Protective Effect of Ergothioneine Against Stroke in Rodent Models.

Abstract

Ergothioneine (ET) is a naturally occurring antioxidant and cytoprotective agent that is synthesized by fungi and certain bacteria. Recent studies have shown a beneficial effect of ET on neurological functions, including cognition and animal models of depression. The aim of this study is to elucidate a possible effect of ET in rodent models of stroke. Post-ischemic intracerebroventricular (i.c.v.) infusion of ET significantly reduced brain infarct volume by as early as 1 day after infusion in rats, as shown by triphenyltetrazolium chloride (TTC) assay. There was a dose-dependent increase in protection, from 50 to 200 ng of ET infusion. These results suggest that ET could have a protective effect on CNS neurons. We next elucidated the effect of systemic ET on brain infarct volume in mice after stroke. Daily i.p. injection of 35 mg/kg ET (the first dose being administered 3 h after stroke) had no significant effect on infarct volume.
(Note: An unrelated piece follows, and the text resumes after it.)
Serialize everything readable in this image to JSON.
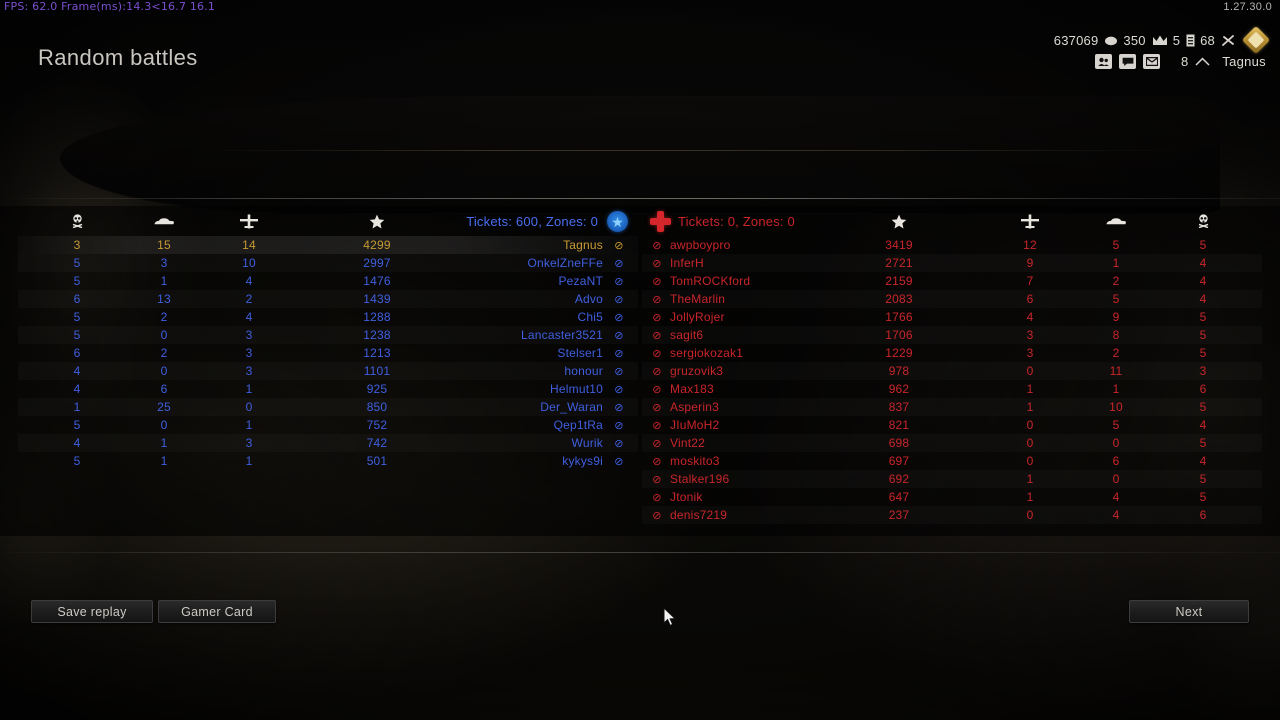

However, daily i.p. injections of 70 mg/kg, 100 mg/kg, 125 mg/kg and 150 mg/kg ET, with the first dose administered 3 h after stroke, significantly decreased infarct volume at 7 days after vessel occlusion in mice. In order to elucidate at what time interval during the 7 days there could be effective protection, a second set of experiments was carried out in mice, using one of the effective loading protocols, i.e. 125 mg/kg i.p. ET but the brains were analyzed at 1, 4 and 7 days post-stroke by MRI. We found that ET was already protective against neuronal injury and decreased the size of the brain infarct from as early as 1 day post-stroke. Behavioral experiments carried out on a third set of mice (using 125 mg/kg i.p. ET) showed that this was accompanied by significant improvements in certain behaviors (pole test) at 1 day after stroke. Together, results of this study indicate that i.c.v. and systemic ET are effective in reducing brain infarct volume after stroke in rodent models.